Tuesday, 27 April 2010

Quote of the Day (Keynesian edition)


      
The Independent's John Rentoul writes:

"This is a bizarre feature of this election campaign (one of many): that the central economic argument is over a net £6bn tightening. What the ghost of John Maynard Keynes would have made of £6bn in an economy of £1,700bn is unclear. It is the sort of sum that gets lost down the back of the Office for National Statistics sofa without anyone noticing; and it is twice what Brown "cut out of the economy" in January this year when he put VAT back up from 15 to 17.5 per cent."
        

4 comments:

Anon 7 said...

Well, I still like the idea of not replacing Trident. If the $100 billion, (that's $100,000,000,000) figure is correct, then that would be a substantial contribution to deficit reduction.

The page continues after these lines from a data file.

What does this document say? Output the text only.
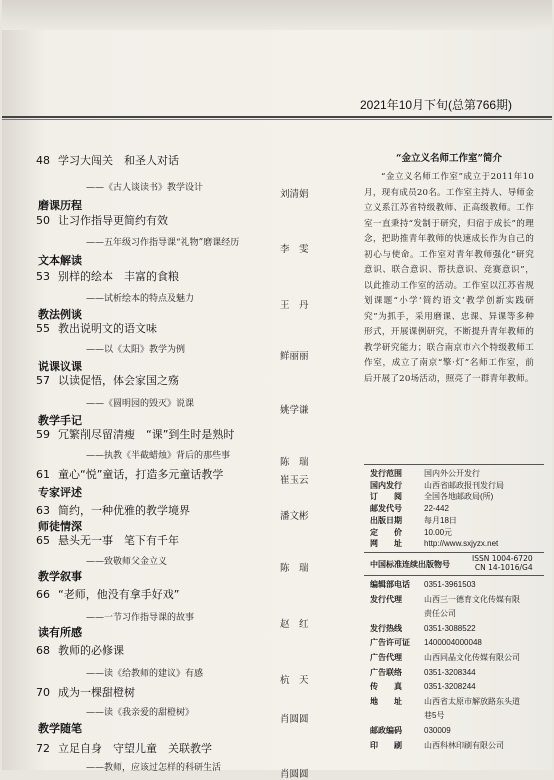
2021年10月下旬(总第766期)
48 学习大闯关　和圣人对话
——《古人谈读书》教学设计
刘清娟
磨课历程
50 让习作指导更简约有效
——五年级习作指导课“礼物”磨课经历
李　雯
文本解读
53 别样的绘本　丰富的食粮
——试析绘本的特点及魅力
王　丹
教法例谈
55 教出说明文的语文味
——以《太阳》教学为例
鲜丽丽
说课议课
57 以读促悟，体会家国之殇
——《圆明园的毁灭》说课
姚学谦
教学手记
59 冗繁削尽留清瘦　“课”到生时是熟时
——执教《半截蜡烛》背后的那些事
陈　瑞
61 童心“悦”童话，打造多元童话教学	崔玉云
专家评述
63 简约，一种优雅的教学境界	潘文彬
师徒情深
65 悬头无一事　笔下有千年
——致敬师父金立义
陈　瑞
教学叙事
66 “老师，他没有拿手好戏”
——一节习作指导课的故事
赵　红
读有所感
68 教师的必修课
——读《给教师的建议》有感
杭　天
70 成为一棵甜橙树
——读《我亲爱的甜橙树》
肖圆圆
教学随笔
72 立足自身　守望儿童　关联教学
——教师，应该过怎样的科研生活
肖圆圆
“金立义名师工作室”简介
“金立义名师工作室”成立于2011年10月，现有成员20名。工作室主持人、导师金立义系江苏省特级教师、正高级教师。工作室一直秉持“发制于研究，归宿于成长”的理念，把助推青年教师的快速成长作为自己的初心与使命。工作室对青年教师强化“研究意识、联合意识、帮扶意识、竞赛意识”，以此推动工作室的活动。工作室以江苏省规划课题“小学‘简约语文’教学创新实践研究”为抓手，采用磨课、忠课、异课等多种形式，开展课例研究，不断提升青年教师的教学研究能力；联合南京市六个特级教师工作室，成立了南京“擎·灯”名师工作室，前后开展了20场活动，照亮了一群青年教师。
发行范围	国内外公开发行
国内发行	山西省邮政报刊发行局
订　　阅	全国各地邮政局(所)
邮发代号	22-442
出版日期	每月18日
定　　价	10.00元
网　　址	http://www.sxjyzx.net
中国标准连续出版物号
ISSN 1004-6720
CN 14-1016/G4
编辑部电话 0351-3961503
发行代理	山西三一德育文化传媒有限
责任公司
发行热线	0351-3088522
广告许可证 1400004000048
广告代理	山西同晶文化传媒有限公司
广告联络	0351-3208344
传　　真	0351-3208244
地　　址	山西省太原市解放路东头道
巷5号
邮政编码	030009
印　　刷	山西科林印刷有限公司
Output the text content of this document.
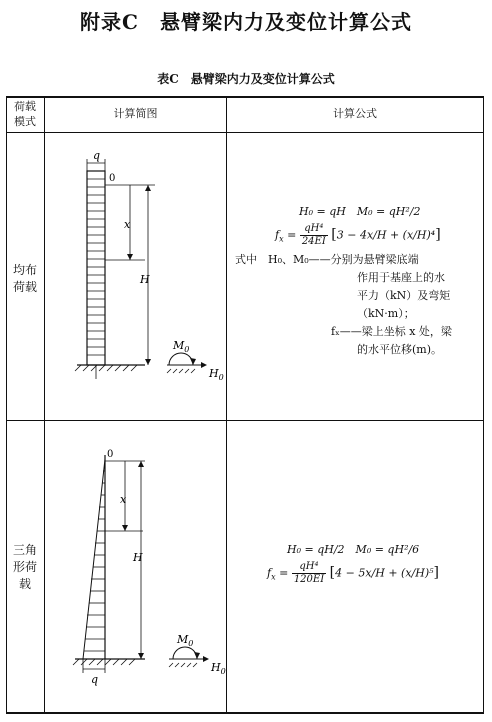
附录C　悬臂梁内力及变位计算公式
表C　悬臂梁内力及变位计算公式
荷载
模式
计算简图	计算公式
均布
荷载
q
0
x
H
$M_0$
$H_0$
H₀ = qH　M₀ = qH²/2
$f_x = \frac{\text{qH⁴}}{24EI} [3 - 4x/H + (x/H)^4]$
式中　H₀、M₀——分别为悬臂梁底端
作用于基座上的水
平力（kN）及弯矩
（kN·m）；
fₓ——梁上坐标 x 处，梁
的水平位移(m)。
三角
形荷
载
0
x
H
q
$M_0$
$H_0$
H₀ = qH/2　M₀ = qH²/6
$f_x = \frac{\text{qH⁴}}{120EI} [4 - 5x/H + (x/H)^5]$
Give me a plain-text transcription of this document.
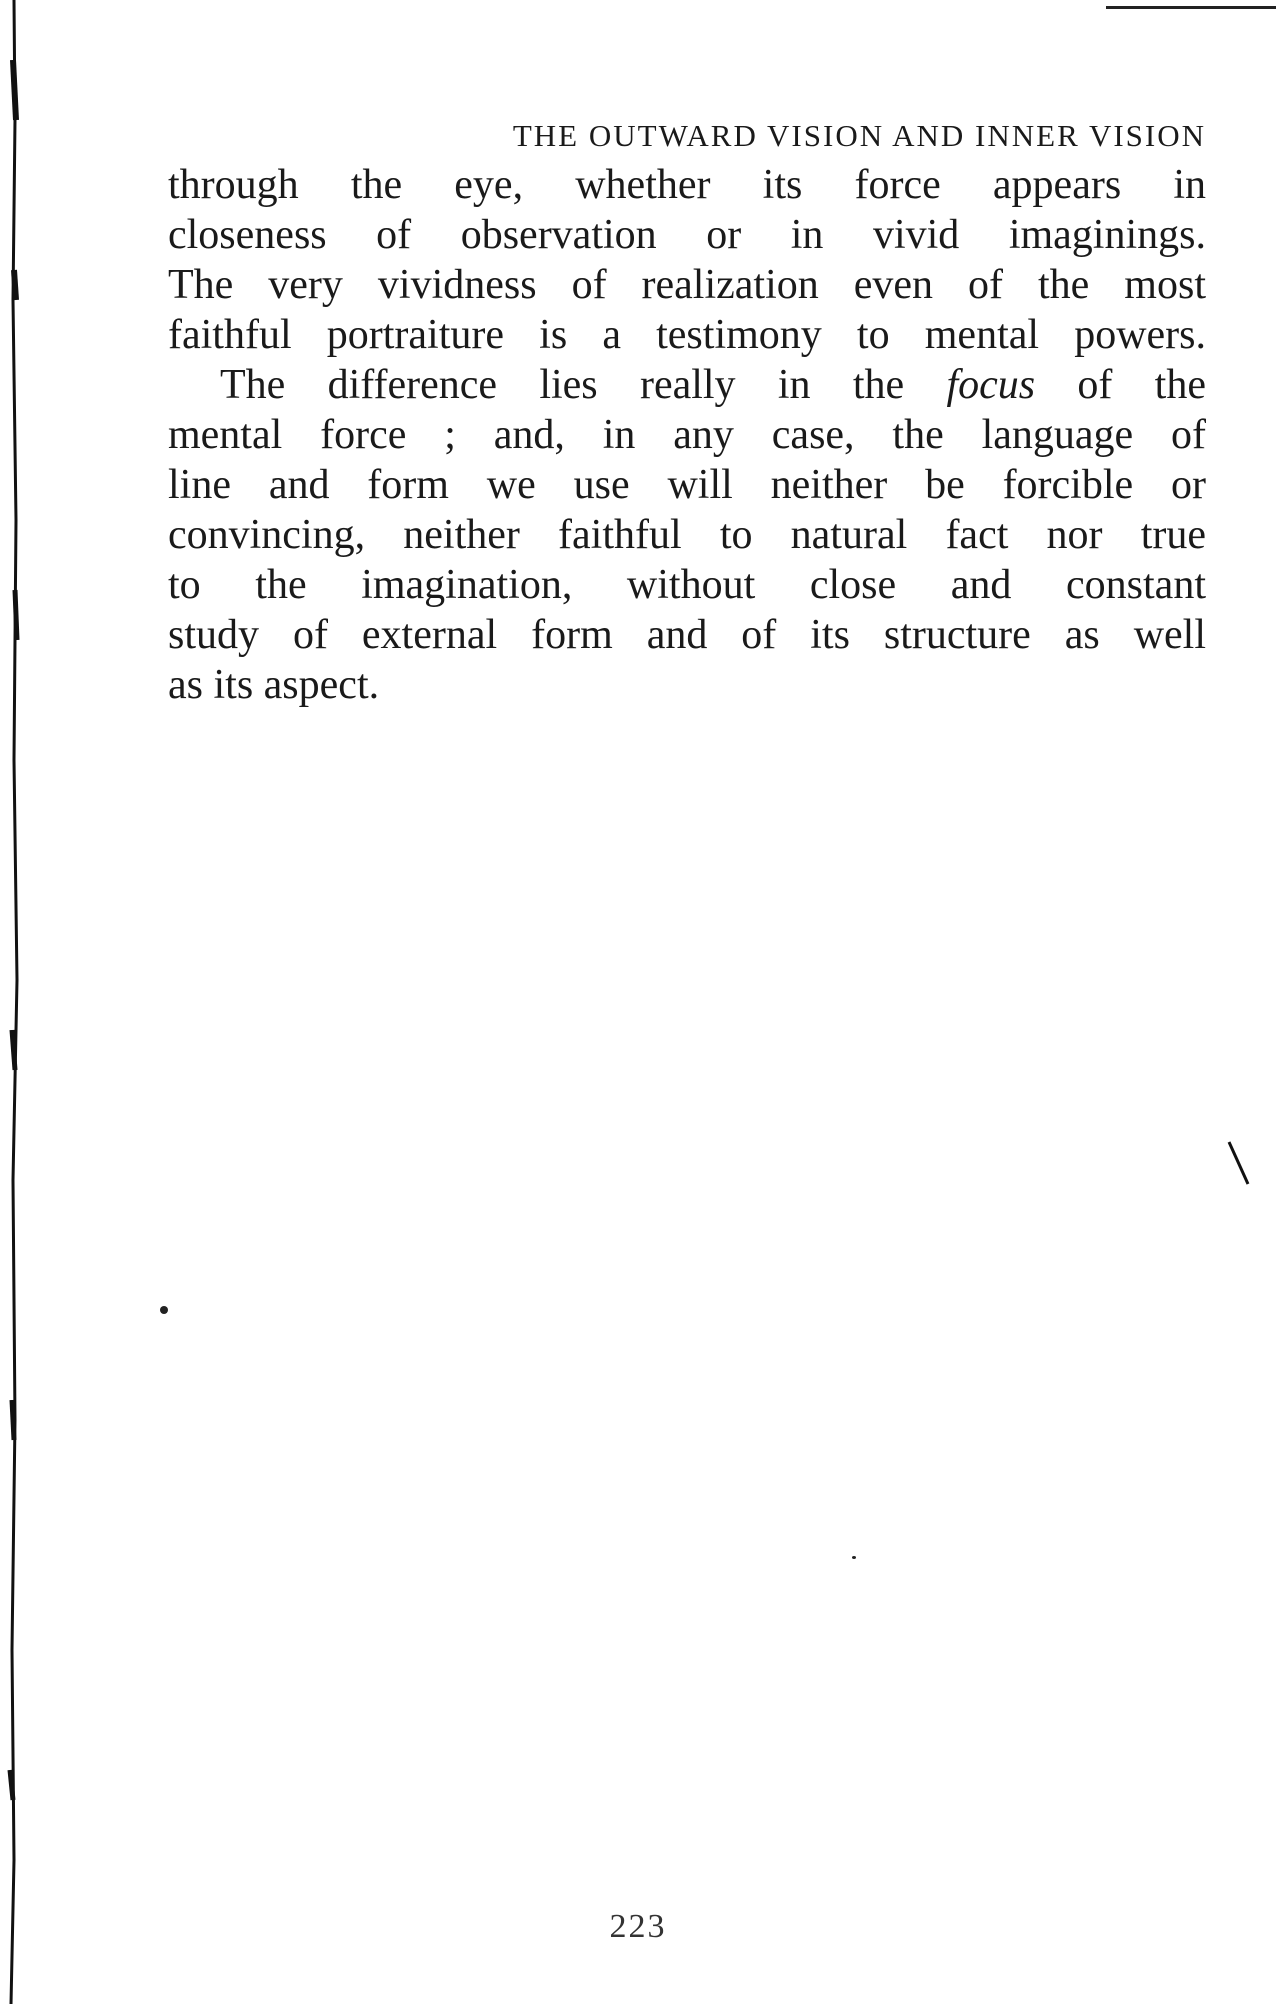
THE OUTWARD VISION AND INNER VISION
through the eye, whether its force appears in
closeness of observation or in vivid imaginings.
The very vividness of realization even of the most
faithful portraiture is a testimony to mental powers.
The difference lies really in the focus of the
mental force ; and, in any case, the language of
line and form we use will neither be forcible or
convincing, neither faithful to natural fact nor true
to the imagination, without close and constant
study of external form and of its structure as well
as its aspect.
223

The argument always put forward in some petulant manner by Gordy and Dave is that this would instantly leave us open to a missile lob from 'rogue states'.

Now, many 'western' nations don't have nuclear weapons. I don't see the Swedes hiding permanently in nuclear bunkers because they haven't 'got with it' and armed themselves with a few kilotons of warhead power. Nobody, in fact, seems to want to lob anything at most non-nuclear nations (Israel apart, but that's a special kind of non-nuclear nation - one with nuclear weapons, all US-supplied, of course, just like our own 'independent' nukes).

Concerned Citizen said...

Greenpeace, calculates the total cost of a replacement to Trident as £97 billion over 30 years, although this is disputed. The Liberal Democrats unlike the other two parties wants to cancel the Trident replacement and have a different system, yet to be identified.

The BBC have a good Q&A page on Trident see: http://news.bbc.co.uk/1/hi/4805768.stm
See also http://johnrentoul.independentminds.livejournal.com/356935.html

However, in the short term there will be no savings as the need to replace Trident is still a few years away. As to the question of whether we need an independent nuclear deterrent, I’m not sure – is it truly independent and is it a deterrent, especially as terrorist do not operate within borders, have no single identifiable group; but are a loose coalition, who share a similar ideology.

Anon 7 said...

"Is it truly independent?"

No!

George Monbiot tells the story in his typical and respected fashion:

http://www.guardian.co.uk/commentisfree/cifamerica/2010/mar/22/trident-nuclear-deterrence-uk-us

Anonymous said...

Well done all you other Anons - these seem to be the financial arguments that the Druid seems to be very reluctant to answer as he is too busy trying to convince everyone how reasonable Peter Rogers is! All the other main parties and the independent Peter Rogers (how independent is that silly exocet of a man should be the main question in this election?) support the waste of billions of pounds on weapons of mass destruction that no one - they argue - will ever use anyway (no, I've never understood that argument either). Of course these are exactly the same people who then draw attention to relatively piffling amounts that are wasted on things that don't maim or kill anyone. Yes Peter and the Druid, give me bilingualism anytime over Multilateralism/unilateralism! Get it - you should have by now.